The initial velocity is a key component in determining the trajectory of a projectile. In this exercise, the football is given an initial velocity of 60 feet per second, which represents the speed and direction of the ball at the moment it is kicked. This initial force propels the football upwards, countering gravity temporarily.Initial velocity can drastically affect:

• How high the projectile will rise.
• How far it will travel, if also moving horizontally.
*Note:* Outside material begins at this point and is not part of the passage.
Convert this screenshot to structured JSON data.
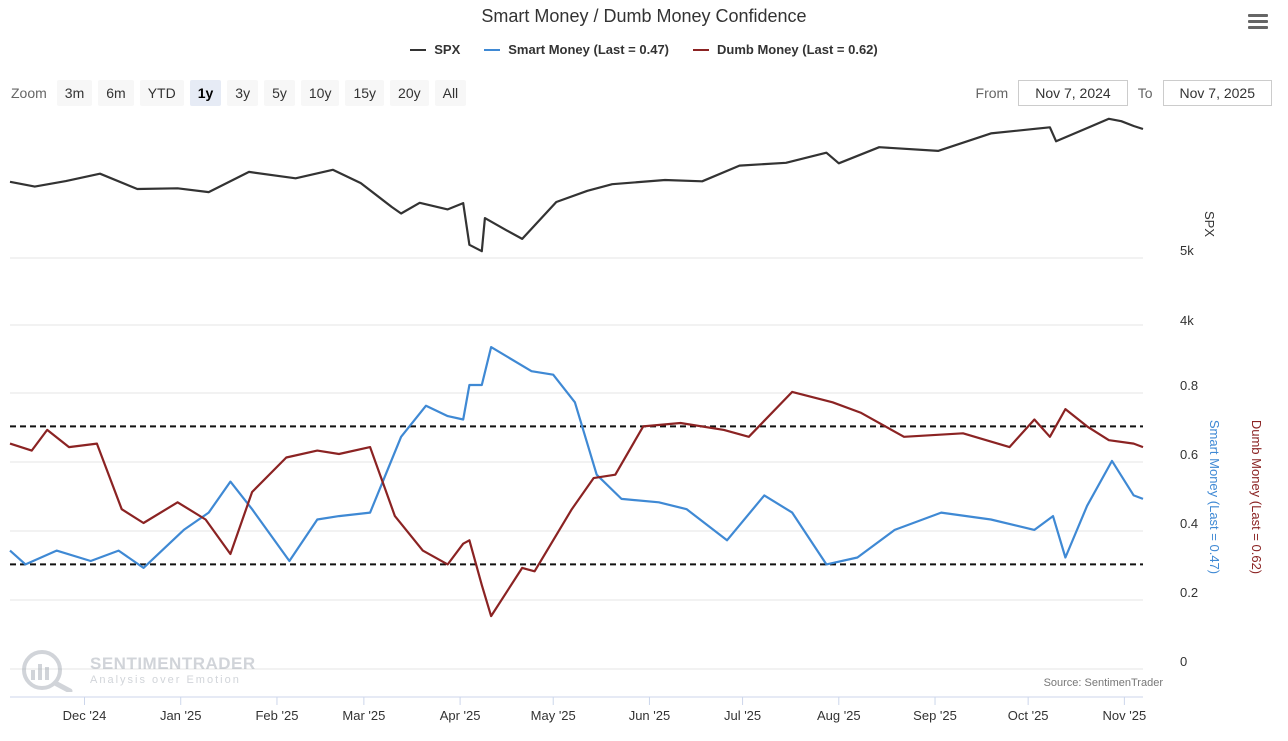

For a vertical kick like the football in the exercise, the higher the initial velocity, the higher the ball will reach. The quadratic equation to describe the ball's height includes this velocity as a critical factor, influencing the term \(60t\). This term represents how much the football climbs due to its initial kick before gravity slows it down.

Quadratic equations come into play when describing the motion of projectiles, making them essential in physics and engineering. A quadratic equation has the form:\[ ax^2 + bx + c = 0 \]To solve this equation, we often use the quadratic formula:\[ x = \frac{-b \pm \sqrt{b^2 - 4ac}}{2a} \]In our scenario with the football, after substituting 80 for the height \( h \), the equation becomes:\[ -16t^2 + 60t - 76 = 0 \]By using the quadratic formula and the values \( a = -16 \), \( b = 60 \), and \( c = -76 \), we can find values of \( t \). These values indicate the time at which the football reaches a given height, in this case, deciding whether it reaches 80 feet.

In mathematics, real solutions refer to the actual, plausible numbers that solve an equation. For a quadratic equation derived from a physical scenario like the height of a projectile, we are primarily interested in positive real solutions. These solutions indicate feasible times after an event, like a football being kicked.When we solve the equation:\[ -16t^2 + 60t - 76 = 0 \]Two solutions for \( t \) emerge: one is negative, \(-2.375\), and cannot represent a real-world scenario since negative time doesn't make sense in this context. The positive solution, \(6.125\), is physically meaningful and denotes the time in seconds after the kick when the ball reaches 80 feet. This means the football will indeed reach that height at \(6.125\) seconds, verifying the reachability of the desired height.